Lettre ouverte de Marcel Epicé à Marcel Tov

Cher ami,

Vous voudrez bien me pardonner ma réaction quelque peu tardive, mon assiduité n'étant pas exactement exemplaire sur le site, mais je me dois de vous livrer le trouble qui m'a saisi à la lecture de votre début de Petit Bréviaire à l'Usage du Rhéteur Sporadique. Oh, ses qualités sont indiscutables, ses niveaux d'information et de poilade sont au-dessus de la moyenne, là n'est pas le problème, vous vous en doutez. C'est la page de présentation elle-même que je vise. Vous annoncez en effet :

"Nous commencerons donc par la lettre a. Ce n'est pas un hasard.
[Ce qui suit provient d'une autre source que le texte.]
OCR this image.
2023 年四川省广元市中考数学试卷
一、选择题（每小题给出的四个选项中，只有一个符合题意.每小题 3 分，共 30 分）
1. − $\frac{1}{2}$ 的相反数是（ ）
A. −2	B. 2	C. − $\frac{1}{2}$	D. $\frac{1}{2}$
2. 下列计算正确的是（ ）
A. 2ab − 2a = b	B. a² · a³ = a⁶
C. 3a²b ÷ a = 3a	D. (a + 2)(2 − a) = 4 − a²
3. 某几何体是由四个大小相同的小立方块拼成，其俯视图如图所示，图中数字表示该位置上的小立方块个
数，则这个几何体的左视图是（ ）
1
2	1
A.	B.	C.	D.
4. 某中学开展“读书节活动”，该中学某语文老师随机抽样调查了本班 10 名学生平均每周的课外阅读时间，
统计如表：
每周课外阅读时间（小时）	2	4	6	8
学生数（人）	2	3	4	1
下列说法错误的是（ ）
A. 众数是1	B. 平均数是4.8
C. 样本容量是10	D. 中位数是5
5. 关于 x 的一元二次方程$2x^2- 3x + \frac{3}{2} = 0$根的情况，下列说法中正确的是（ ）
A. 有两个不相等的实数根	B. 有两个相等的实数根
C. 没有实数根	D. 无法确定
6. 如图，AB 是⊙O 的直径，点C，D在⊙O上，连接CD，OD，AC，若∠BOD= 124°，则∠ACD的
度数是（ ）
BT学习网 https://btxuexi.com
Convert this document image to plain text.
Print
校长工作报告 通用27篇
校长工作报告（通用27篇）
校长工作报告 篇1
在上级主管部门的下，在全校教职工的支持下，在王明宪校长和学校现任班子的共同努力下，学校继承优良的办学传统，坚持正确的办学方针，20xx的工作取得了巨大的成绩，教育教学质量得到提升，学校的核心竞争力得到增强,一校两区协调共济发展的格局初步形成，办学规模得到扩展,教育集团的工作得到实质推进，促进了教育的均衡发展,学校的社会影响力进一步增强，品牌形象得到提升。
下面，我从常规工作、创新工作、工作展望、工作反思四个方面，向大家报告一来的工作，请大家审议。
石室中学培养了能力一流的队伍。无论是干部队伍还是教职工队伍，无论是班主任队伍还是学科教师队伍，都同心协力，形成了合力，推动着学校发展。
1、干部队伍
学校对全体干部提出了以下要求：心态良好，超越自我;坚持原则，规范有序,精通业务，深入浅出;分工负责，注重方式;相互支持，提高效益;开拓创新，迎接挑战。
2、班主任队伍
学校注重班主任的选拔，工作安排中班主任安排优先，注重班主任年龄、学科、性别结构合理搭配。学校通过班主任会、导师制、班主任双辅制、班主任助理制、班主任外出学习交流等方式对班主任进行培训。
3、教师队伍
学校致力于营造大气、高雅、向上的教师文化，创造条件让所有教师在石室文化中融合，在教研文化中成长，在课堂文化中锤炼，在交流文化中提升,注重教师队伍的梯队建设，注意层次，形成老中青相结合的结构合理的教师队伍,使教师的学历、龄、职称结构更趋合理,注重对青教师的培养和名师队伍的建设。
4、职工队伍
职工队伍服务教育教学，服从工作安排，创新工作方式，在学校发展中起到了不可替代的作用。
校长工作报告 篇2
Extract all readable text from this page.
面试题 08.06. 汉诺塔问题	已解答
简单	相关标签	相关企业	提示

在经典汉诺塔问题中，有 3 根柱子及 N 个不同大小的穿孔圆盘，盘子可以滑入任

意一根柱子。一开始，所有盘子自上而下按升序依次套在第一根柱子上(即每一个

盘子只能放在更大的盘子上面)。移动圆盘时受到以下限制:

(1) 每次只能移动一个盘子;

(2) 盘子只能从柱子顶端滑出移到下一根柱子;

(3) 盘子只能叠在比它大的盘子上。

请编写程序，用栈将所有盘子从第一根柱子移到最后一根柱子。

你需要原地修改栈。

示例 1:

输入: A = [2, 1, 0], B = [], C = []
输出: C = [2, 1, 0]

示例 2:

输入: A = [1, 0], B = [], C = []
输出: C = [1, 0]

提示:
La rubrique suivante portera sur l'Aa, cette sympathique rivière bien de chez nous, puis l'autre encore de l'Aar, ce sympathique fleuve suisse. Vous l'aurez compris, j'ai donc décidé d'étudier pour vous, de façon systématique et dans leur ordre alphabétique, tous les thèmes dont l'approfondissement est essentiel à la survie de l'honnête homme de notre époque."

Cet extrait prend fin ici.